Mothers and children were followed from the time of randomization for 18 mo, until the child’s death, or until loss to follow-up. Mothers who were enrolled during pregnancy received standard prenatal care including anthropometric assessment, intermittent prophylaxis for malaria, tetanus toxoid immunization, deworming using mebendazole, anemia assessment, and iron-folic acid supplementation. During this follow-up period, mothers and children were asked to return to the study clinic every 4 wk for data collection and standard clinical care, including growth monitoring, immunizations, routine medical treatment for illnesses, and periodic vitamin A supplementation (100,000 IU at 9 mo and 200,000 IU at 15 mo). Children who were diagnosed with anemia were treated with iron supplementation. At ~12 mo of age, CD4 and CD8 T cell counts and percentages were measured from a subset of 428 children using FACSCalibur system (Becton Dickinson) in order to determine any potential immune effect of micronutrient supplementation.

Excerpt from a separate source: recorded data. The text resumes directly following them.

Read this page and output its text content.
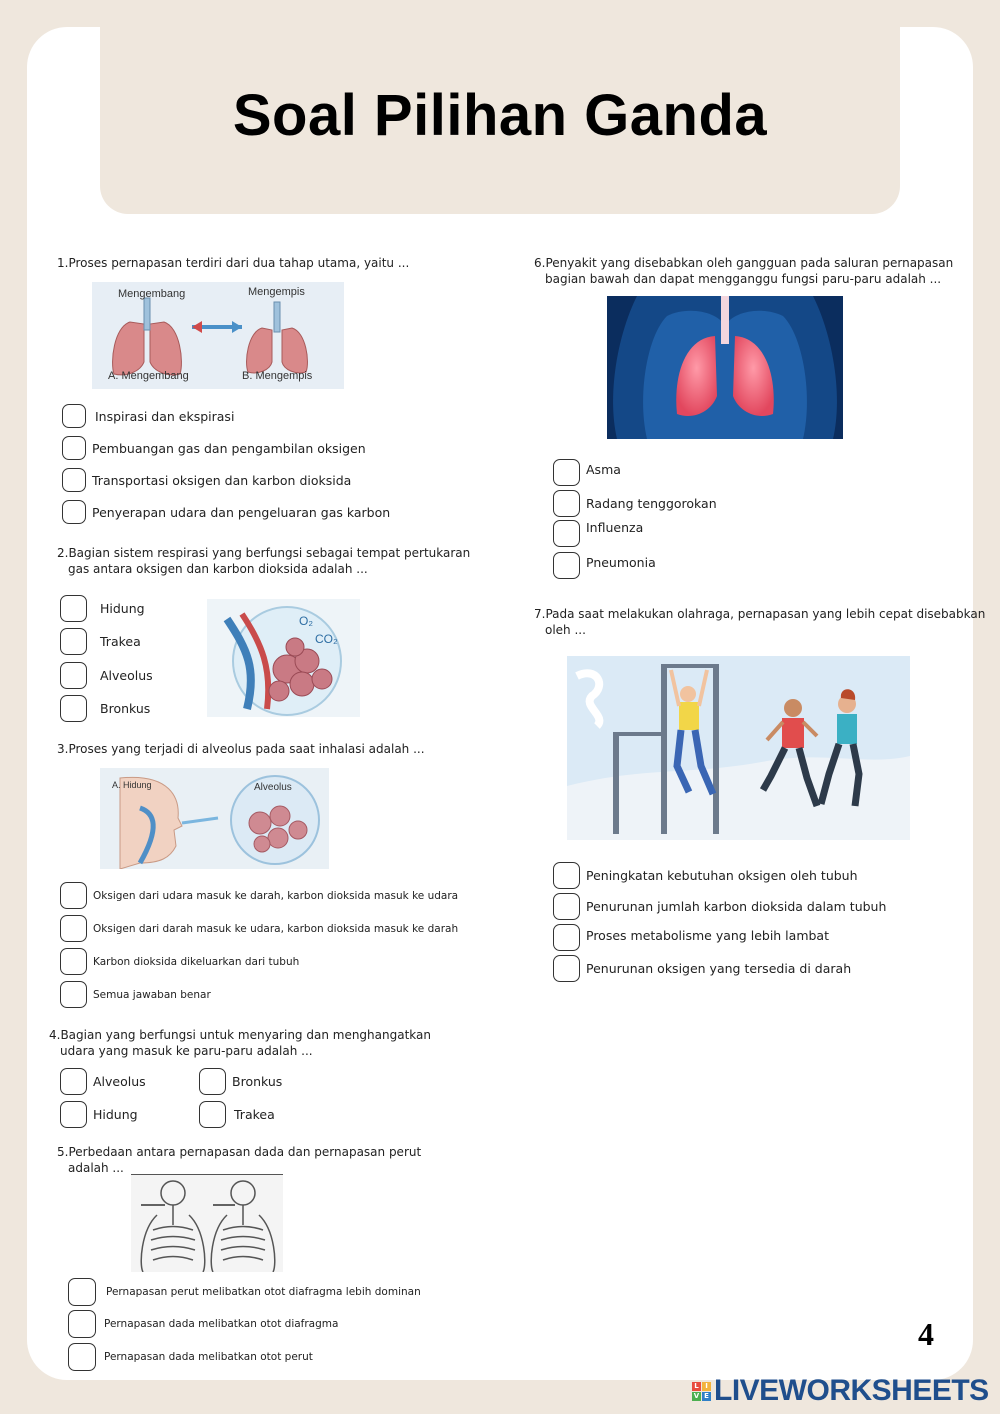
Soal Pilihan Ganda
1.Proses pernapasan terdiri dari dua tahap utama, yaitu ...
Mengembang	Mengempis
A. Mengembang	B. Mengempis
Inspirasi dan ekspirasi
Pembuangan gas dan pengambilan oksigen
Transportasi oksigen dan karbon dioksida
Penyerapan udara dan pengeluaran gas karbon
2.Bagian sistem respirasi yang berfungsi sebagai tempat pertukaran
gas antara oksigen dan karbon dioksida adalah ...
Hidung
Trakea
Alveolus
Bronkus
O₂
CO₂
3.Proses yang terjadi di alveolus pada saat inhalasi adalah ...
A. Hidung	Alveolus
Oksigen dari udara masuk ke darah, karbon dioksida masuk ke udara
Oksigen dari darah masuk ke udara, karbon dioksida masuk ke darah
Karbon dioksida dikeluarkan dari tubuh
Semua jawaban benar
4.Bagian yang berfungsi untuk menyaring dan menghangatkan
udara yang masuk ke paru-paru adalah ...
Alveolus	Bronkus
Hidung	Trakea
5.Perbedaan antara pernapasan dada dan pernapasan perut
adalah ...
Pernapasan perut melibatkan otot diafragma lebih dominan
Pernapasan dada melibatkan otot diafragma
Pernapasan dada melibatkan otot perut
6.Penyakit yang disebabkan oleh gangguan pada saluran pernapasan
bagian bawah dan dapat mengganggu fungsi paru-paru adalah ...
Asma
Radang tenggorokan
Influenza
Pneumonia
7.Pada saat melakukan olahraga, pernapasan yang lebih cepat disebabkan
oleh ...
Peningkatan kebutuhan oksigen oleh tubuh
Penurunan jumlah karbon dioksida dalam tubuh
Proses metabolisme yang lebih lambat
Penurunan oksigen yang tersedia di darah
4
L I
V E LIVEWORKSHEETS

At each of the monthly follow-up visits study nurses assessed compliance by counting the number of unconsumed capsules, assessed infant feeding practices, and conducted a morbidity history with the aid of pictorial diaries that mothers were instructed to complete daily in order to document the occurrence of any of the following symptoms: diarrhea; common cold; cough; difficulty breathing; fever; refusal to eat, drink, or breastfeed; pus draining from ears; and vomiting. They also assessed symptoms that were present on the day of the visit, recorded vital signs (including measurement of the child’s temperature and respiratory rate and detection of chest indrawing), and inquired about the occurrence of any unscheduled clinic visits or hospitalizations in the past month. Diarrhea was defined as ≥3 loose or watery stools within a 24-h period. Rapid respiratory rate was defined as >50 breaths/min in infants 2–11 mo of age and >40 breaths/min among infants ≥12 mo of age.

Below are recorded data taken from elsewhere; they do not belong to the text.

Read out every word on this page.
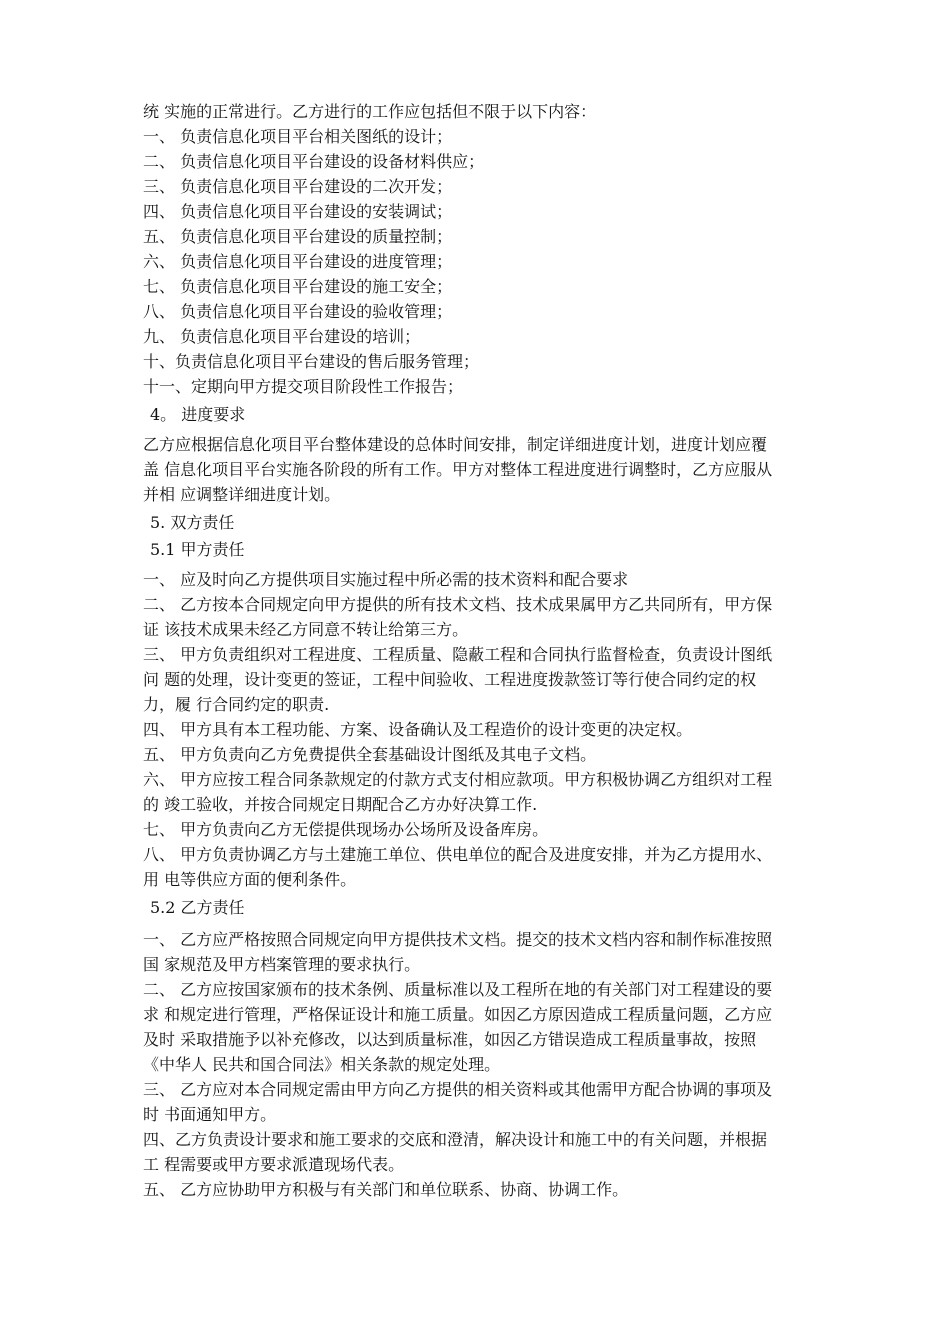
统 实施的正常进行。乙方进行的工作应包括但不限于以下内容：
一、 负责信息化项目平台相关图纸的设计；
二、 负责信息化项目平台建设的设备材料供应；
三、 负责信息化项目平台建设的二次开发；
四、 负责信息化项目平台建设的安装调试；
五、 负责信息化项目平台建设的质量控制；
六、 负责信息化项目平台建设的进度管理；
七、 负责信息化项目平台建设的施工安全；
八、 负责信息化项目平台建设的验收管理；
九、 负责信息化项目平台建设的培训；
十、负责信息化项目平台建设的售后服务管理；
十一、定期向甲方提交项目阶段性工作报告；
4。 进度要求
乙方应根据信息化项目平台整体建设的总体时间安排，制定详细进度计划，进度计划应覆
盖 信息化项目平台实施各阶段的所有工作。甲方对整体工程进度进行调整时，乙方应服从
并相 应调整详细进度计划。
5. 双方责任
5.1 甲方责任
一、 应及时向乙方提供项目实施过程中所必需的技术资料和配合要求
二、 乙方按本合同规定向甲方提供的所有技术文档、技术成果属甲方乙共同所有，甲方保
证 该技术成果未经乙方同意不转让给第三方。
三、 甲方负责组织对工程进度、工程质量、隐蔽工程和合同执行监督检查，负责设计图纸
问 题的处理，设计变更的签证，工程中间验收、工程进度拨款签订等行使合同约定的权
力，履 行合同约定的职责.
四、 甲方具有本工程功能、方案、设备确认及工程造价的设计变更的决定权。
五、 甲方负责向乙方免费提供全套基础设计图纸及其电子文档。
六、 甲方应按工程合同条款规定的付款方式支付相应款项。甲方积极协调乙方组织对工程
的 竣工验收，并按合同规定日期配合乙方办好决算工作.
七、 甲方负责向乙方无偿提供现场办公场所及设备库房。
八、 甲方负责协调乙方与土建施工单位、供电单位的配合及进度安排，并为乙方提用水、
用 电等供应方面的便利条件。
5.2 乙方责任
一、 乙方应严格按照合同规定向甲方提供技术文档。提交的技术文档内容和制作标准按照
国 家规范及甲方档案管理的要求执行。
二、 乙方应按国家颁布的技术条例、质量标准以及工程所在地的有关部门对工程建设的要
求 和规定进行管理，严格保证设计和施工质量。如因乙方原因造成工程质量问题，乙方应
及时 采取措施予以补充修改，以达到质量标准，如因乙方错误造成工程质量事故，按照
《中华人 民共和国合同法》相关条款的规定处理。
三、 乙方应对本合同规定需由甲方向乙方提供的相关资料或其他需甲方配合协调的事项及
时 书面通知甲方。
四、乙方负责设计要求和施工要求的交底和澄清，解决设计和施工中的有关问题，并根据
工 程需要或甲方要求派遣现场代表。
五、 乙方应协助甲方积极与有关部门和单位联系、协商、协调工作。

At baseline, every 3 mo, and/or when acute illnesses were noted by the study nurse a study physician conducted a physical examination, diagnosed illnesses, and provided necessary medical treatment. Physicians underwent regular training so that they used standardized diagnostic criteria and treatment guidelines consistent with the WHO and Tanzanian Ministry of Health and Social Welfare policies. For the purposes of the analysis of physician diagnosis, “any form of diarrhea” included persistent diarrhea, acute diarrhea, dysentery, and/or intestinal parasites. Acute upper respiratory infection was defined as pharyngitis or rhinitis (both without fast breathing or chest indrawing). Acute lower respiratory infection was defined as cough or difficulty breathing, rapid respiratory rate (based on the same definition described previously), and either a fever of >38.3°C or chest retractions. “Any form of respiratory infection” included acute upper respiratory infection, acute lower respiratory infection, pulmonary tuberculosis, or other causes of pneumonia.

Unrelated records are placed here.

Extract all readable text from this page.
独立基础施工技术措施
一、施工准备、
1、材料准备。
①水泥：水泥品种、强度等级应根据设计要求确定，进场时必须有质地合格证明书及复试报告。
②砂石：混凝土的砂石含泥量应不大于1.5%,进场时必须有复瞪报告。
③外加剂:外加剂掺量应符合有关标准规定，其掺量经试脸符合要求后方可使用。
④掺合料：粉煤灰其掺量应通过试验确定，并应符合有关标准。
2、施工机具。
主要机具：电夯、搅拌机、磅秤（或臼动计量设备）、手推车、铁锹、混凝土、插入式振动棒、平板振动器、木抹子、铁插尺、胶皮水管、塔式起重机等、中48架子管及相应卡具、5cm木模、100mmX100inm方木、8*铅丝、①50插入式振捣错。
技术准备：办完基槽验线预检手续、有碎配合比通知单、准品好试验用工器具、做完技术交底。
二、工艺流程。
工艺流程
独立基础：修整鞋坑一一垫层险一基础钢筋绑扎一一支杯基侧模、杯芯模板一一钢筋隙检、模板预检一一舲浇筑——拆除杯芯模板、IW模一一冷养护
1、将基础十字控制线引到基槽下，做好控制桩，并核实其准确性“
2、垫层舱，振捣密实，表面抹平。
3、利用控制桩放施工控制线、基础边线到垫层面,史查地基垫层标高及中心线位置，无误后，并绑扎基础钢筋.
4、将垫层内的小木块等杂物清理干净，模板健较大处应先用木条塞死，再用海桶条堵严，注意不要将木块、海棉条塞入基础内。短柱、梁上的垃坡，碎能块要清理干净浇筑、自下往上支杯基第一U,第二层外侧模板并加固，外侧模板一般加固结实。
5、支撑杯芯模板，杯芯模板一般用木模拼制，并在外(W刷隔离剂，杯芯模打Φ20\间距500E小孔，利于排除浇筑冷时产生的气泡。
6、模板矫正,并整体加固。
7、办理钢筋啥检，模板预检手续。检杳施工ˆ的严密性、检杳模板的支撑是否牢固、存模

Children who missed their scheduled monthly follow-up appointment were visited at home and their vital status was confirmed through contact with immediate family members. In cases of child death, a verbal autopsy was performed to determine the cause of death. The cause of death forms were then coded by 2 independent pediatricians (KPM and CPD), and any differences were resolved by a third pediatrician.

Data management and analysis.

The primary outcomes of the study were the incidence of clinical symptoms of diarrhea and lower respiratory infection. Power was calculated for 1 factor in the factorial design, which represented either the zinc or MV arm. Based on findings from our previous trial, we estimated that the mean (SD) number of diarrheal and lower respiratory illnesses per child per year in the placebo group would be 3.4 (4.2) and 2.1 (1.0), respectively (16). After applying a 2-sided α-value of 0.025 to yield an overall type I error rate of 0.05 for each primary outcome and allowing for a 15% loss to follow-up and minimum power of 80%, we calculated that we would require 2400 subjects to detect a reduction of 18% in the mean number of diarrheal episodes per year. We then calculated that with this sample size we would have 90% power to detect an 8% reduction in the mean number of episodes of lower respiratory illness per year.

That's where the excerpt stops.